Publicado em 1917, esta é uma obra central do modernismo português, embora com fortes traços simbolistas e expressionistas. O livro não segue uma narrativa linear tradicional — é antes uma sequência de fragmentos, reflexões e descrições que exploram a condição humana.
«Raul Brandão rompeu com as conceções literárias vigentes no seu tempo, em nome da liberdade reclamada pela vocação indagadora de uma arte singularmente atenta à crise de valores que então se vive e à injustiça social», afirma a especialista Maria João Reynaud, doutorada em Literatura Portuguesa com uma uma tese sobre as três versões de Húmus.
Ao longo de 20 capítulos, Raul Brandão mistura prosa poética, imagens intensas e um tom melancólico para falar da vida, da certeza da morte, do sentido (ou falta dele) da existência e do inevitável destino de todos os seres: a decomposição, o “húmus”, metáfora para a decomposição e a renovação, que dá título à obra.
Há personagens recorrentes — padres, camponeses, velhos, pobres, soldados — mas eles funcionam mais como símbolos do sofrimento, da miséria e da efemeridade do ser humano do que como protagonistas de uma história. O espaço é frequentemente a aldeia ou o campo português, envolto em neblina e decadência.
Um dos grandes temas deste romance é a oposição entre a aparência e a essência, mas também, tem como sub-temas, a efemeridade da vida, a condição humana, a injustiça social e a Natureza como espelho existencial.
Em essência, é um livro sobre a fragilidade da vida, a presença constante da morte e a tentativa de compreender, ou ao menos sentir, o mistério do mundo. A escrita é densa, poética e carregada de imagens de natureza e decomposição, tornando-se quase um diário existencial.
Com Húmus, Brandão constrói um belíssimo retrato lírico-existencial da condição humana, onde a morte, longe de ser fim, se torna princípio de reflexão e criação.

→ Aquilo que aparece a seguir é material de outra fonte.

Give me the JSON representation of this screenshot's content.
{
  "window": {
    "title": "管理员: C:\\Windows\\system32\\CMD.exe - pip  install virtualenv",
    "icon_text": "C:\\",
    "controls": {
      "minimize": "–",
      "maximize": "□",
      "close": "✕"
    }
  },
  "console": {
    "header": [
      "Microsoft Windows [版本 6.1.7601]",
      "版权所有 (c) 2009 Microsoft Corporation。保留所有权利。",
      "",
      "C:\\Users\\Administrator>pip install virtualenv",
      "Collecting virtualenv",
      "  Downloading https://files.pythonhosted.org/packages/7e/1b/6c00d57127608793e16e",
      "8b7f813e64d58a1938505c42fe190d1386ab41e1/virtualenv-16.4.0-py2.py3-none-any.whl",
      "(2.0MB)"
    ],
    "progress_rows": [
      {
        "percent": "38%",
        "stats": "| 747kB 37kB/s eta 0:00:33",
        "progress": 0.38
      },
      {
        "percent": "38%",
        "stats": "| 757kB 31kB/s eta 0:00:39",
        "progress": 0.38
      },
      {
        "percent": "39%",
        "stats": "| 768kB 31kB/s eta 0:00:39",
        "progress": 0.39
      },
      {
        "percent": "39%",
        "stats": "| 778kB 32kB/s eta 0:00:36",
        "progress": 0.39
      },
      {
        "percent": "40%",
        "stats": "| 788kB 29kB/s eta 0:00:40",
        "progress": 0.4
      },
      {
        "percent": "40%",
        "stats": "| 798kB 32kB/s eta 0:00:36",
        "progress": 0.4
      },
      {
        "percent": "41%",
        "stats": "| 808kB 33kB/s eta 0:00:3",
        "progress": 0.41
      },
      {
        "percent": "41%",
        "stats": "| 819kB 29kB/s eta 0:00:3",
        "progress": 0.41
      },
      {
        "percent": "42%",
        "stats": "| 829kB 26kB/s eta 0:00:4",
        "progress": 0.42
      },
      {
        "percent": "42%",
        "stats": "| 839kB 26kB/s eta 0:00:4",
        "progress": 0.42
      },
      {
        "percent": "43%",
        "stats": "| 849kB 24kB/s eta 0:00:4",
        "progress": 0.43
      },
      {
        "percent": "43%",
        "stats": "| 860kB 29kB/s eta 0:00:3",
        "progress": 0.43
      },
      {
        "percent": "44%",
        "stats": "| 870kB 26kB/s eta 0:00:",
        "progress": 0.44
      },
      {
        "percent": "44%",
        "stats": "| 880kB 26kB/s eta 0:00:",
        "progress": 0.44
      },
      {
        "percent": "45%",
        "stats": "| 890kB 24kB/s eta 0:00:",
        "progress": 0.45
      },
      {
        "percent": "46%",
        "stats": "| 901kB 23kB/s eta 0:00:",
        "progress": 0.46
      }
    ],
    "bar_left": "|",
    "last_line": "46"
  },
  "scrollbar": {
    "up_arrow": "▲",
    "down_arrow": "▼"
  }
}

O seguinte parágrafo, que transcrevo da página 67 do livro, capta perfeitamente o sentimento de claustrofobia, repetição e a urgência existencial que marcam a escrita do autor de As ilhas desconhecidas (1926) – a angústia diante da vida padronizada e a necessidade de libertar algo profundo que está contido:
«Chove. Cada vez vejo mais turvo, cada vez tenho mais medo. Estamos enterrados em convenções até ao pescoço: usamos as mesmas palavras, fazemos os mesmos gestos. A poeira entranhada sufoca‑nos. Pega‑se. Adere. Há dias em que não distingo estes seres da minha própria alma; há dias em que através das máscaras vejo outras fisionomias, e, sob a impassibilidade, dor; há dias em que o céu e o inferno esperam e desesperam. Pressinto uma vida oculta, a questão é fazê‑la vir à supuração.»